Re: Longrow 18 Year Old
by Deactivated Member » Wed Apr 09, 2008 8:48 pm
Dog - I have thought hard about this posting because it doesn't look good to be flaming a fellow forum member, but I just don't accept your version of events.
You are a speculator, not a collector. By your own admission, you buy whisky to realize quick profits through rapid onward sale. OK, you can't shift your HP Lunar Year. If you were a real collector, you wouldn't even have tried. And asking £200 for a £50 whisky, I'm not surprised you haven't shifted it.
Now we are both men of the world. We know the whisky world is small and that a few people can make a small difference. Almost all of the high prices that Ardbeg is fetching, for example, are down to Jim Murray. But in the case of the Fortnum and Mason's Ardbeg, you proved to yourself that a carefully worded tip here could empty the shelves within a fortnight. By the same token, the tips you offered to RMW and on this site for Longrow - which looks very overpriced at £80 for an 18yo, especially since I can't think of a collectable Longrow ever - looks like trying to generate hysteria in the market. If enough orders come in to the main mail order whisky shops within a week, their staff will start to believe the tip-off you gave them (and by all accounts, you have done the rounds of the shops) and the bottle will either be taken off the shelves or be punted on by the shop owners as a sure fire success. Meanwhile, speculators such as yourself will be able to sell on ebay for instant profit, taking money from people who are persuaded by the hysteria that they have missed something.
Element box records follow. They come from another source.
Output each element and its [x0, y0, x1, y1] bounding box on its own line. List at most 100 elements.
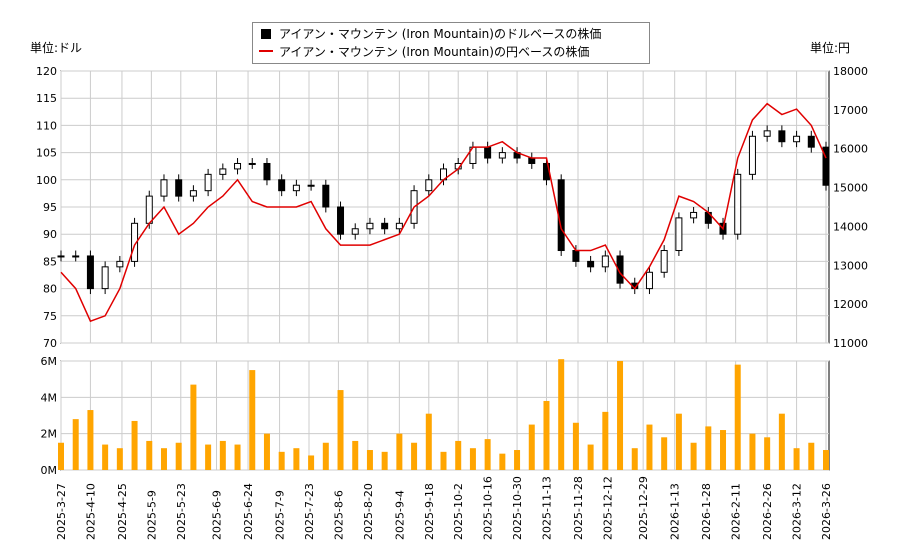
volume-bar [175, 442, 182, 470]
x-tick-label: 2025-7-9 [274, 490, 287, 540]
candle-body [189, 190, 197, 197]
candle-body [484, 146, 492, 159]
volume-bar [572, 422, 579, 470]
x-tick-label: 2025-8-6 [332, 490, 345, 540]
candle-body [395, 222, 403, 230]
x-tick-label: 2025-5-9 [145, 490, 158, 540]
volume-bar [690, 442, 697, 470]
candle-body [263, 162, 271, 181]
x-tick-label: 2025-11-28 [572, 476, 585, 540]
volume-bar [543, 400, 550, 470]
volume-bar [749, 433, 756, 470]
candle-body [425, 179, 433, 192]
volume-bar [116, 448, 123, 470]
candle-body [278, 179, 286, 192]
volume-bar [205, 444, 212, 470]
legend-item-usd: アイアン・マウンテン (Iron Mountain)のドルベースの株価 [259, 25, 601, 43]
left-y-tick-label: 90 [43, 228, 57, 241]
volume-bar [675, 413, 682, 470]
candle-body [498, 152, 506, 159]
right-y-tick-label: 17000 [833, 104, 868, 117]
candle-body [337, 206, 345, 235]
left-y-tick-label: 80 [43, 283, 57, 296]
volume-bar [87, 410, 94, 470]
left-y-tick-label: 75 [43, 310, 57, 323]
volume-bar [425, 413, 432, 470]
candle-body [587, 260, 595, 268]
volume-bar [381, 451, 388, 470]
legend-label-jpy: アイアン・マウンテン (Iron Mountain)の円ベースの株価 [279, 45, 590, 59]
volume-bar [734, 364, 741, 470]
volume-bar [602, 411, 609, 470]
volume-bar [160, 448, 167, 470]
legend-swatch-usd [261, 29, 271, 39]
x-tick-label: 2025-10-30 [511, 476, 524, 540]
volume-bar [484, 439, 491, 470]
candle-body [175, 179, 183, 197]
candle-body [778, 130, 786, 143]
volume-bar [278, 451, 285, 470]
volume-bar [249, 370, 256, 470]
volume-bar [72, 419, 79, 470]
volume-bar [322, 442, 329, 470]
x-tick-label: 2025-12-12 [601, 476, 614, 540]
volume-bar [411, 442, 418, 470]
candle-body [86, 255, 94, 290]
candle-body [292, 184, 300, 192]
x-tick-label: 2026-3-26 [820, 483, 833, 540]
candle-body [660, 250, 668, 273]
legend-label-usd: アイアン・マウンテン (Iron Mountain)のドルベースの株価 [279, 27, 602, 41]
candle-body [248, 162, 256, 165]
volume-bar [352, 440, 359, 470]
x-tick-label: 2025-6-24 [242, 483, 255, 540]
jpy-price-line [60, 102, 827, 323]
volume-bar [587, 444, 594, 470]
x-tick-label: 2025-12-29 [637, 476, 650, 540]
left-y-tick-label: 120 [36, 65, 57, 78]
x-tick-label: 2025-5-23 [175, 483, 188, 540]
candle-body [160, 179, 168, 197]
left-y-tick-label: 105 [36, 147, 57, 160]
volume-bar [293, 448, 300, 470]
volume-tick-label: 0M [41, 464, 58, 477]
volume-bar [720, 430, 727, 470]
right-y-tick-label: 14000 [833, 220, 868, 233]
candle-body [690, 211, 698, 219]
candle-body [57, 255, 65, 258]
x-tick-label: 2025-3-27 [55, 483, 68, 540]
volume-bar [337, 390, 344, 470]
candle-body [351, 228, 359, 235]
volume-bar [219, 440, 226, 470]
candle-body [616, 255, 624, 284]
left-y-tick-label: 95 [43, 201, 57, 214]
x-tick-label: 2026-3-12 [791, 483, 804, 540]
volume-bar [514, 450, 521, 470]
candle-body [234, 162, 242, 170]
volume-bar [146, 440, 153, 470]
candle-body [645, 271, 653, 290]
candle-body [72, 255, 80, 258]
volume-bar [440, 451, 447, 470]
candle-body [204, 173, 212, 192]
candle-body [131, 222, 139, 262]
volume-tick-label: 2M [41, 428, 58, 441]
legend-swatch-jpy [259, 50, 273, 52]
right-y-tick-label: 15000 [833, 182, 868, 195]
x-tick-label: 2025-4-25 [116, 483, 129, 540]
candle-body [572, 250, 580, 262]
left-y-tick-label: 100 [36, 174, 57, 187]
candle-body [307, 184, 315, 187]
candle-body [601, 255, 609, 268]
candle-body [145, 195, 153, 224]
x-tick-label: 2025-7-23 [303, 483, 316, 540]
volume-bar [764, 437, 771, 470]
right-y-tick-label: 11000 [833, 337, 868, 350]
volume-bar [617, 361, 624, 470]
candle-body [807, 135, 815, 148]
candle-body [822, 146, 830, 186]
x-tick-label: 2025-9-18 [423, 483, 436, 540]
volume-bar [366, 450, 373, 470]
volume-bar [558, 359, 565, 470]
volume-bar [263, 433, 270, 470]
volume-bar [308, 455, 315, 470]
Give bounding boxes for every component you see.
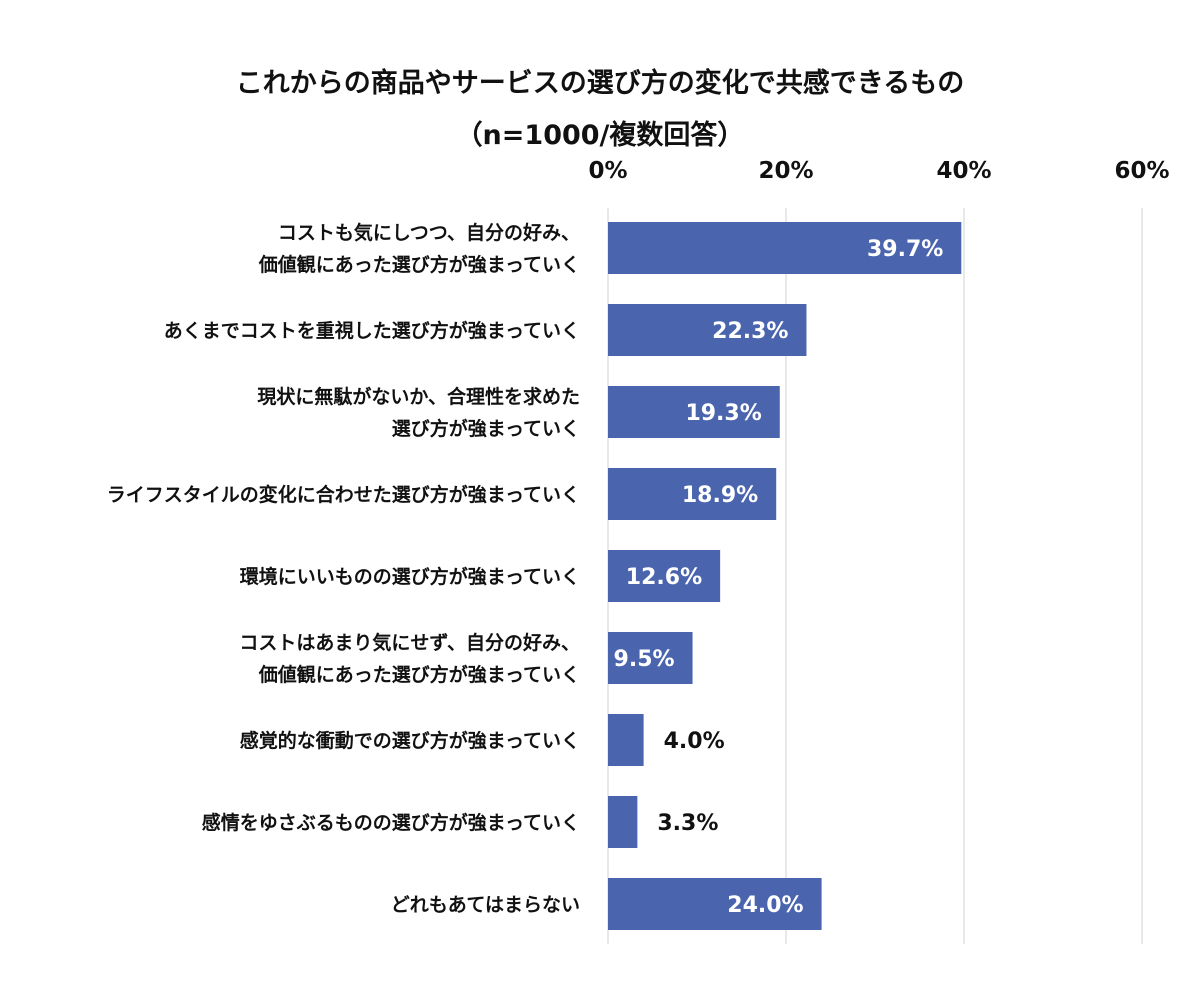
category-label: ライフスタイルの変化に合わせた選び方が強まっていく — [107, 483, 580, 506]
bar — [608, 714, 644, 766]
category-label: 現状に無駄がないか、合理性を求めた — [257, 385, 580, 408]
value-label: 3.3% — [657, 811, 718, 836]
bar — [608, 386, 780, 438]
category-label: 感情をゆさぶるものの選び方が強まっていく — [202, 811, 580, 834]
value-label: 24.0% — [727, 893, 803, 918]
value-label: 18.9% — [682, 483, 758, 508]
chart-title-line-1: これからの商品やサービスの選び方の変化で共感できるもの — [235, 68, 965, 99]
value-label: 39.7% — [867, 237, 943, 262]
category-label: あくまでコストを重視した選び方が強まっていく — [164, 319, 580, 342]
bar — [608, 878, 822, 930]
category-label: コストも気にしつつ、自分の好み、 — [278, 221, 580, 244]
bar — [608, 796, 638, 848]
bars — [608, 222, 962, 930]
value-label: 9.5% — [614, 647, 675, 672]
value-label: 12.6% — [626, 565, 702, 590]
x-axis-ticks: 0% 20% 40% 60% — [588, 158, 1169, 184]
bar — [608, 468, 777, 520]
x-tick-label: 40% — [936, 158, 991, 184]
value-label: 22.3% — [712, 319, 788, 344]
chart-title: これからの商品やサービスの選び方の変化で共感できるもの （n=1000/複数回答… — [0, 58, 1200, 162]
category-label: 価値観にあった選び方が強まっていく — [258, 663, 580, 686]
x-tick-label: 0% — [588, 158, 627, 184]
category-label: 感覚的な衝動での選び方が強まっていく — [240, 729, 580, 752]
bar — [608, 632, 693, 684]
category-label: 価値観にあった選び方が強まっていく — [258, 253, 580, 276]
category-label: 環境にいいものの選び方が強まっていく — [240, 565, 580, 588]
chart-title-line-2: （n=1000/複数回答） — [455, 120, 745, 151]
bar — [608, 550, 721, 602]
category-label: 選び方が強まっていく — [392, 417, 580, 440]
x-tick-label: 60% — [1114, 158, 1169, 184]
category-label: コストはあまり気にせず、自分の好み、 — [239, 631, 580, 654]
x-tick-label: 20% — [758, 158, 813, 184]
value-labels: 39.7% 22.3% 19.3% 18.9% 12.6% 9.5% 4.0% 3.3% 24.… — [614, 237, 944, 918]
value-label: 4.0% — [664, 729, 725, 754]
bar — [608, 304, 807, 356]
category-labels: コストも気にしつつ、自分の好み、価値観にあった選び方が強まっていくあくまでコスト… — [107, 221, 580, 916]
value-label: 19.3% — [685, 401, 761, 426]
bar — [608, 222, 962, 274]
category-label: どれもあてはまらない — [391, 894, 580, 916]
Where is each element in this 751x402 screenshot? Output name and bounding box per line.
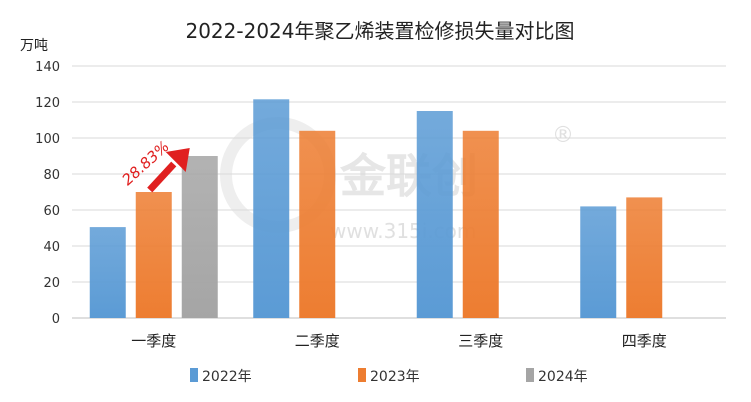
annotation-label: 28.83% [118, 137, 173, 189]
y-axis-unit: 万吨 [20, 38, 48, 54]
y-tick-label: 80 [43, 168, 60, 183]
bar [89, 227, 126, 318]
legend-label: 2024年 [538, 369, 588, 385]
bar [181, 156, 218, 318]
bar [135, 192, 172, 318]
x-tick-label: 二季度 [295, 332, 340, 350]
annotation-arrow-shaft [147, 161, 177, 193]
legend-swatch [190, 368, 198, 382]
bar [626, 197, 663, 318]
bar [462, 130, 499, 318]
x-tick-label: 三季度 [458, 332, 503, 350]
y-axis-ticks: 0 20 40 60 80 100 120 140 [35, 60, 60, 327]
legend: 2022年 2023年 2024年 [190, 368, 588, 385]
y-tick-label: 140 [35, 60, 60, 75]
y-tick-label: 0 [52, 312, 60, 327]
x-axis-labels: 一季度 二季度 三季度 四季度 [131, 332, 667, 350]
y-tick-label: 40 [43, 240, 60, 255]
bar [416, 111, 453, 318]
bar [299, 130, 336, 318]
legend-label: 2022年 [202, 369, 252, 385]
y-tick-label: 60 [43, 204, 60, 219]
watermark-url: www.315i.com [330, 219, 476, 243]
x-tick-label: 一季度 [131, 332, 176, 350]
x-tick-label: 四季度 [622, 332, 667, 350]
legend-swatch [358, 368, 366, 382]
annotation: 28.83% [118, 137, 190, 193]
bar [253, 99, 290, 318]
y-tick-label: 20 [43, 276, 60, 291]
y-tick-label: 120 [35, 96, 60, 111]
watermark-registered-mark: ® [552, 123, 574, 148]
bar [580, 206, 617, 318]
legend-label: 2023年 [370, 369, 420, 385]
annotation-arrow-head [165, 148, 190, 172]
chart-title: 2022-2024年聚乙烯装置检修损失量对比图 [185, 19, 574, 43]
gridlines [72, 65, 726, 319]
legend-swatch [526, 368, 534, 382]
y-tick-label: 100 [35, 132, 60, 147]
watermark-brand: 金联创 [339, 149, 478, 203]
bars [89, 99, 663, 318]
You know that, I know that.
When I first joined this forum, collectors got a hard time. It took a lot of patient argument before collectors were able to put their heads above the parapet. But we all agreed that the parasites - the ebay speculators - were causing real difficulty for whisky enthusiasts. What they are doing might not be illegal (although the HMRC might disagree), but they were making it hard for ordinary whisky fans to enjoy great whisky whilst contributing precisely nothing to the whisky world in the process. Of course there was always the case of someone who had the good fortune to stumble across something special and we turned a blind eye - especially when it involved Irish whisky. That's a bit like the football fan who becomes a ticket tout when his team gets to the FA Cup final and he gets his two tickets. Distasteful, but forgivable. But what you appear to be doing is setting out to manipulate the market to benefit from speculating.
If I have misunderstood then so be it. But sometimes, it is perceptions that matter, whatever the truth. And only you can ever know the truth.